29 Ocak 2006

Güneşe Açık Mektup

Güneşin doğmayacağı bir günü bekliyorum. Öyle bir gün olsun ki saat sabahın 7'si olsun, 8'i olsun, 9'u olsun güneş doğmasın; 10 olsun, 11 olsun, 12 olsun yine doğmasın. Hiç doğmasın o gün güneş. Hatta doğacak gibi olsun ama doğmasın, böyle alacakaranlık modunda geçsin o gün. İnsanlar neye uğradığını şaşırsın, peşinde koşturdukları şeylerin aslında ne kadar saçmasalak olduğunu görsün. Ben penceremden keyfine bakacağım o güneşsiz günün. Çok mu şey istiyorum lan? Doğmasana be, doğma!

Alakasız öneri: Terry Gilliam'ın Time Bandits'ini izleyin; süper lan.

Kendime öneri: Oğlum git kuzey ya da güney kutbuna; veya oralara yakın bir yerlere. Güneş müneş doğmuyor, bazen de batmıyor. Gidebildiğince kuzeye git. Git hadi, git; gözüm görmesin seni. Salak.

22 Ocak 2006

Çöpkuşağı Ne Demekti? (Şimdi!)

Belki biraz geç oldu "çöpkuşağı"nın ne menem bir şey (menemen bir şey) olduğunu açıklamak için; ama varsın geç olsun:

Sokaklarımızda, caddelerimizde çöplerden arta kalan sular bir iz bırakır. Pek renkli bir izdir o, gökkuşağının yedi rengini ve hatta daha fazlasını barındırır. Yaklaşık 2,5 yıllık Ankara yaşantımın ikinci yılının hemen başlarında bu "iz"i tekrardan gördüğümde, "ahanda" demiştim; işte "çöpkuşağı".

Budur işte, daha ötesi yok.

19 Ocak 2006

Şişe Bitirmece

Her zaman başıma gelen bir şey var: Ne zaman bir içeceğin (kolaydı, gazozdu, meyve suyuydu vs.) sonu kalmış olsa ve tamamını bardağa boşaltmaya çalışsam, hakikaten de tamamı bardağa boşalıyor. Yalnız ilginç bir şekilde şişenin içindeki sıvı bardak tam taşmak üzereyken tükeniyor; ama bardak asla taşmıyor. Şişenin içinde bir damla daha sıvı olsa o bardak kesin taşacak. Allah'ın hikmeti midir artık nedir, bilemedim. Bardak ağzına kadar dolar, şişenin dibinde kalan içecek de tamamen biter. Amin.

18 Ocak 2006

Bir Kaktüs Öyküsü


Kaktüsleri çok seviyorum, üzerinde sarı ve top şeklinde bir çıkıntısı olan kaktüsleri daha çok seviyorum, bana kaktüs hediye eden insanları daha da çok seviyorum.

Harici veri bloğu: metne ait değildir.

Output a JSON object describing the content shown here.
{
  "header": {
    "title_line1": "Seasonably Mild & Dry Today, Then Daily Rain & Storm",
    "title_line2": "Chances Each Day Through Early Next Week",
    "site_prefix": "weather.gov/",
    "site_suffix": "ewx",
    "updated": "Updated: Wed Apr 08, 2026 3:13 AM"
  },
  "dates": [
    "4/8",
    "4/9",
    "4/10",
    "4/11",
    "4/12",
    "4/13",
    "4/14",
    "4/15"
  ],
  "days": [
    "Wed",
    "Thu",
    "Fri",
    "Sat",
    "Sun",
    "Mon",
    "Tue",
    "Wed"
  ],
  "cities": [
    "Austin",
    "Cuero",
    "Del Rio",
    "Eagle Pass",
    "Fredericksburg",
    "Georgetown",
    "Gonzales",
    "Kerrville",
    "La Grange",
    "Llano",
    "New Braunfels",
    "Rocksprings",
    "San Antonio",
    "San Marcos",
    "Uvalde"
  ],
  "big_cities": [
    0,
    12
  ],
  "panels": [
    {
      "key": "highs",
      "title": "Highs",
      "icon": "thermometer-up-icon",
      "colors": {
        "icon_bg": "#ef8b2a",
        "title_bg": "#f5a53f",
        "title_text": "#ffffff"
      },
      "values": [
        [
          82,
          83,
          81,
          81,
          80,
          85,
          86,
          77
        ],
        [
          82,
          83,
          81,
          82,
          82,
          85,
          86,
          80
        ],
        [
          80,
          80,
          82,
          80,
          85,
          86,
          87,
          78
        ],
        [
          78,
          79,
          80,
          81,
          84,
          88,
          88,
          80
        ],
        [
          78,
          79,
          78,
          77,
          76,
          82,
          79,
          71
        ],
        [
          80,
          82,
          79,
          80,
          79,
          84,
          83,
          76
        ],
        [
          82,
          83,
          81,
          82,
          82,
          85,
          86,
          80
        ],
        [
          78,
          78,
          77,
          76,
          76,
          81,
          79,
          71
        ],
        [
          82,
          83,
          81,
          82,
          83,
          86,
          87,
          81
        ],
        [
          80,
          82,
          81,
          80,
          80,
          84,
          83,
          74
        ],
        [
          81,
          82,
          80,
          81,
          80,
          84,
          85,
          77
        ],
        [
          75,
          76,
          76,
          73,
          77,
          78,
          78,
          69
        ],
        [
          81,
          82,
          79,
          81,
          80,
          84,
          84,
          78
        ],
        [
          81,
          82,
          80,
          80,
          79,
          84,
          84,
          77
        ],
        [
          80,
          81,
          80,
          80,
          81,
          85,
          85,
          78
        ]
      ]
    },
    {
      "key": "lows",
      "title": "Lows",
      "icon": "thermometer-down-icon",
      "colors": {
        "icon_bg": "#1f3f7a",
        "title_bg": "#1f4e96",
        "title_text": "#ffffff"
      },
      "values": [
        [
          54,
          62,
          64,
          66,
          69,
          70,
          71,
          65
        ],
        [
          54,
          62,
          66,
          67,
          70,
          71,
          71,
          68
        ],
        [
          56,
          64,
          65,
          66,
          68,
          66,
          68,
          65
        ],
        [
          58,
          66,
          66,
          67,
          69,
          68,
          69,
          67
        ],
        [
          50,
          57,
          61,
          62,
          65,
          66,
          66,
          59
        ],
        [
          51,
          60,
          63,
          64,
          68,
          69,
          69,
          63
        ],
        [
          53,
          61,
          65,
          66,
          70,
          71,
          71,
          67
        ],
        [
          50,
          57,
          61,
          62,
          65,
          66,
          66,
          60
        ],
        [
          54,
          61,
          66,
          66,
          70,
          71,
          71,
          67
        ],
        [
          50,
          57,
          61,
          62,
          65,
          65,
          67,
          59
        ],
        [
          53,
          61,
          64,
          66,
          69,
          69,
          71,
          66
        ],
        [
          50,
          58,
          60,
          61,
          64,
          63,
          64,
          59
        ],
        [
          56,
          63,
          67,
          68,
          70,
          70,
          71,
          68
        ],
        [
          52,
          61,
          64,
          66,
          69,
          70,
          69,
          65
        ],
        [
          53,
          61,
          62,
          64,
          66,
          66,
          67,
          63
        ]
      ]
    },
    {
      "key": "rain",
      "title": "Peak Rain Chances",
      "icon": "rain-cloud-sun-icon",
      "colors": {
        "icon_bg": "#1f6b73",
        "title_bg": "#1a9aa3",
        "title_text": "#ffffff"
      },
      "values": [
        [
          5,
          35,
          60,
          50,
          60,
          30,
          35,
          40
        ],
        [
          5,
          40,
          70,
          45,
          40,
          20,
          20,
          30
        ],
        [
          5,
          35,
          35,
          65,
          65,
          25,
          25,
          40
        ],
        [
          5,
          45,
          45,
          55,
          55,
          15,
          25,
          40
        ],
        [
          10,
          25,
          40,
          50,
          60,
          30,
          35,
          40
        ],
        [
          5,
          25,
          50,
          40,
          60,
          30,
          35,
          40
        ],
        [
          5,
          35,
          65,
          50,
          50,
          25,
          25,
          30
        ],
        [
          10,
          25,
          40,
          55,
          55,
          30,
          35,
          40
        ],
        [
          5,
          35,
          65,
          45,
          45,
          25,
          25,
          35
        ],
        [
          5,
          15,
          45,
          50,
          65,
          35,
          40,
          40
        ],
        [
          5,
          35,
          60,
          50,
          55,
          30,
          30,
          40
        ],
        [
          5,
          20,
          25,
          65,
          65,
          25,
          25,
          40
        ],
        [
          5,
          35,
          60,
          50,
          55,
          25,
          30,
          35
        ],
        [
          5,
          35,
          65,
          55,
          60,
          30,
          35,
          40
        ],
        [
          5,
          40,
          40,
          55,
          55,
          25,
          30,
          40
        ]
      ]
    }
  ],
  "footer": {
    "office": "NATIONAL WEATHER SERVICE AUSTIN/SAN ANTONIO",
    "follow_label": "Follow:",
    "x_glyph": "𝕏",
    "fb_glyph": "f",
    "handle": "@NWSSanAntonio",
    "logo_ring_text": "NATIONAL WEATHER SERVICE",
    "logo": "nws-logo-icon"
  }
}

Kaktüsümün başına neler gelmedi ki. Aslında ilk etapta bir şey gelmiyordu, gayet güzel ve sağlıklı bir şekilde taşıyordum. İlk bindiğim dolmuşu, Migros semalarını falan gayet güzel atlattı kendisi. Evet, sürekli elimdeydi. İnsanlar tuhaf bakıyor olabilirdi; ama olsundu. İkinci bindiğim dolmuşta bir haller oldu kaktüsüme; kendiliğinden olmadı, olayların uyuzluğundan oldu. Toprağı döküldü, kaktüsüm söküldü (kafiyeli insanımdır). Neyse ki toprak minicik saksının çevresinde sarılı olan o beyaz "şey"in içine döküldü. Eve gelince çiçekçilik oynadım kaktüsümle. Saksıcığını boşaltıp kaktüsümü yerleştirip güzelce doldurdum toprağını. Suladım gereğince. Koydum karşıma.

Kaktüsümü hediye eden o pek sevdiğim insanlar bana şöyle demişti: "Bunun üzerindeki şey sarı renkli ya, o kırmızıya dönüyomuş; bak zaten dipten dipten turuncumsular var."

Biraz önce kaktüsüme baktım ve ne göreyim: O dipteki turuncular daha da yukarıya doğru çıkmış bile. Yakında hepsi turuncu olacak o (şimdilik) "sarı ve top şeklinde olan çıkıntı"nın. Zaten ben de pek çıkıntı bir insanımdır, söylemesi ayıp. Çıkıntıları seviyorum evet (tövbe tövbee). Turuncu olduktan sonra da kırmızı olur. Sarı-yeşil kombinasyonu da gayet güzelmiş; turuncu-yeşil kombinasyonu zaten güzel, kırmızı-yeşil kombinasyonu da güzel. Kırmızı-yeşil kombinasyonuna biz domatesi güzeli diyoruz zaten halka rasında (yanlış yazmadım).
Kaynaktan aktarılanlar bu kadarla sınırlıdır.